Avec des «si», on refait le monde bien entendu, et même s’il présente un arrière goût de mainstream et de facilité par rapport à ses quatre grands frères, le black album reste tout de même une réussite dans sa globalité et deviendra un classique du genre. C'est, en plus d'une preuve de l'évolution d'un groupe prenant la relève d'un Led Zeppelin mort et enterré depuis longtemps ou d'un AC/DC devenu débilement redondant, un album aux sujets plus personnels, comme un miroir que le groupe se tend à lui même.
Malheureusement, ce disque placé sous le signe de l’évolution et la maturité ne sera pas le premier d’une longue lignée, mais le début de la fin pour un groupe victime de son propre succès et prenant trop rapidement la grosse tête. Metallica sera le dernier des crus excellents du monstre, le dernier à proposer des classiques repris un nombre incalculable de fois sur scène.

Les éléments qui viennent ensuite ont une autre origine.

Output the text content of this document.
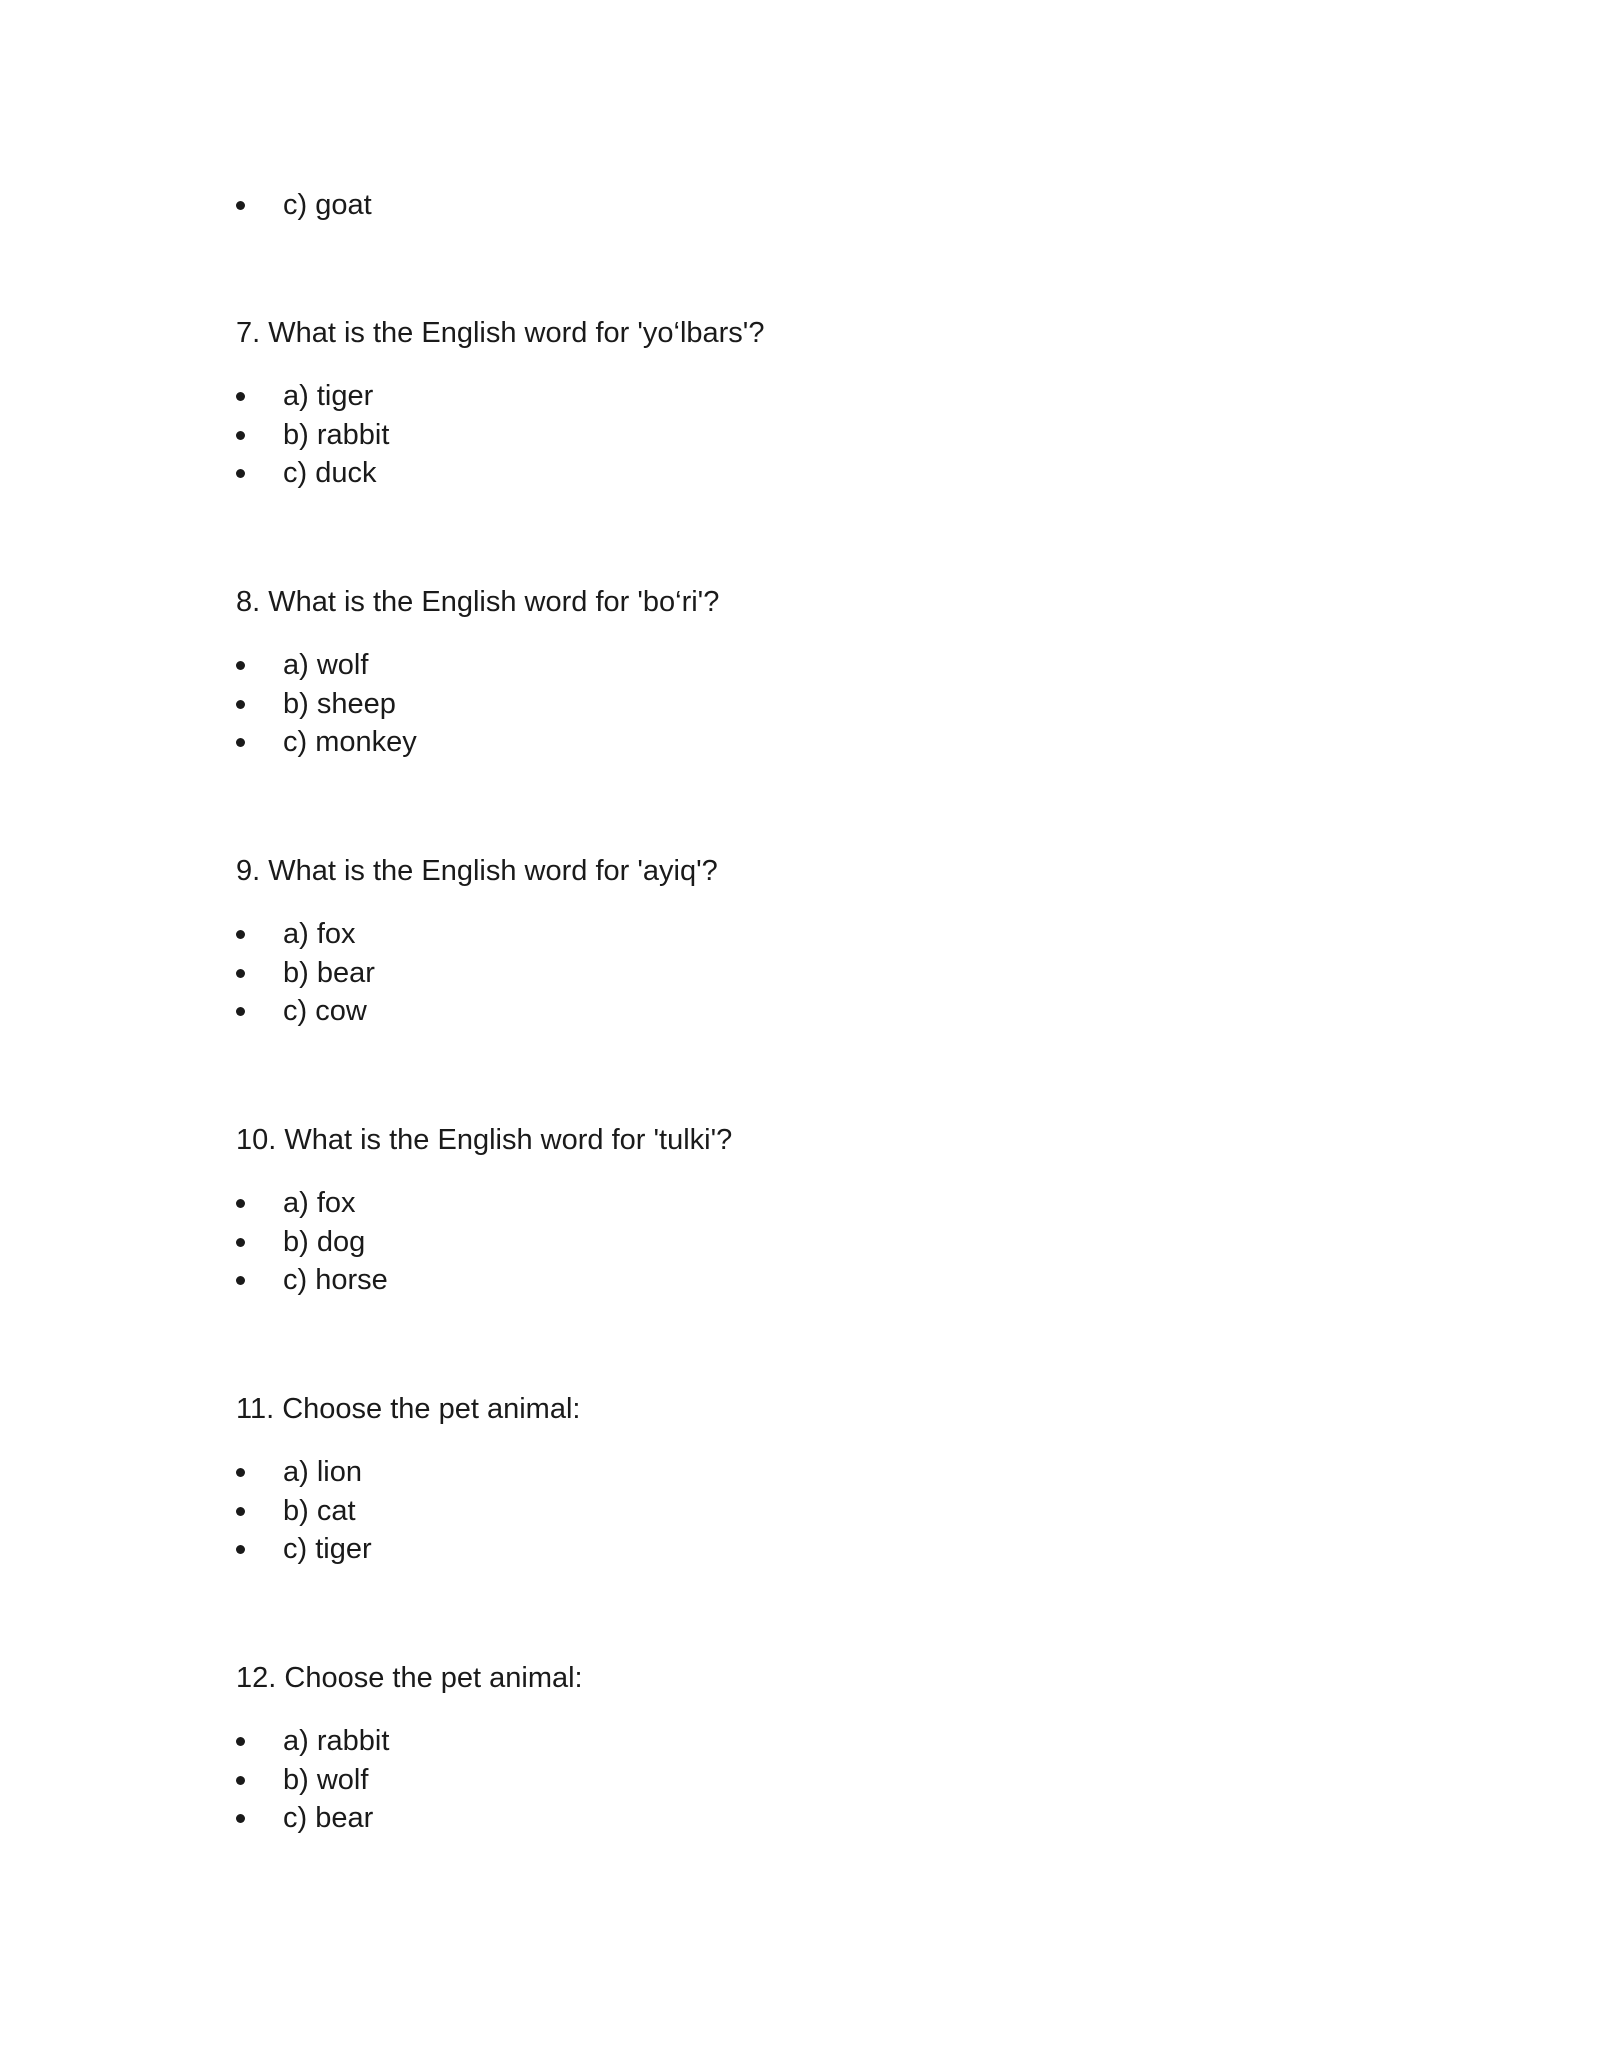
c) goat

7. What is the English word for 'yo‘lbars'?

a) tiger
b) rabbit
c) duck

8. What is the English word for 'bo‘ri'?

a) wolf
b) sheep
c) monkey

9. What is the English word for 'ayiq'?

a) fox
b) bear
c) cow

10. What is the English word for 'tulki'?

a) fox
b) dog
c) horse

11. Choose the pet animal:

a) lion
b) cat
c) tiger

12. Choose the pet animal:

a) rabbit
b) wolf
c) bear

A partir du black album, Metalloche se retrouvera à la vue de tous, en couverture des magazines, sur MTV, dans les plus gros stades et passera en boucle à la radio. Des sentiments refoulés vont refaire surface, l’ego de certains membres va ressortir et les quatre cavaliers, peu habitués à tant de notoriété, vont faire la même erreur que toutes ces rock-stars embourgeoisées qui ont goûté à un succès un peu trop gros pour eux : changer de visage, se réfugier encore plus dans les excès et placer leur musique sous le sceptre de la rentabilité plutôt que la qualité artistique.
Mais le début de la descente aux enfers de Metallica est une autre histoire...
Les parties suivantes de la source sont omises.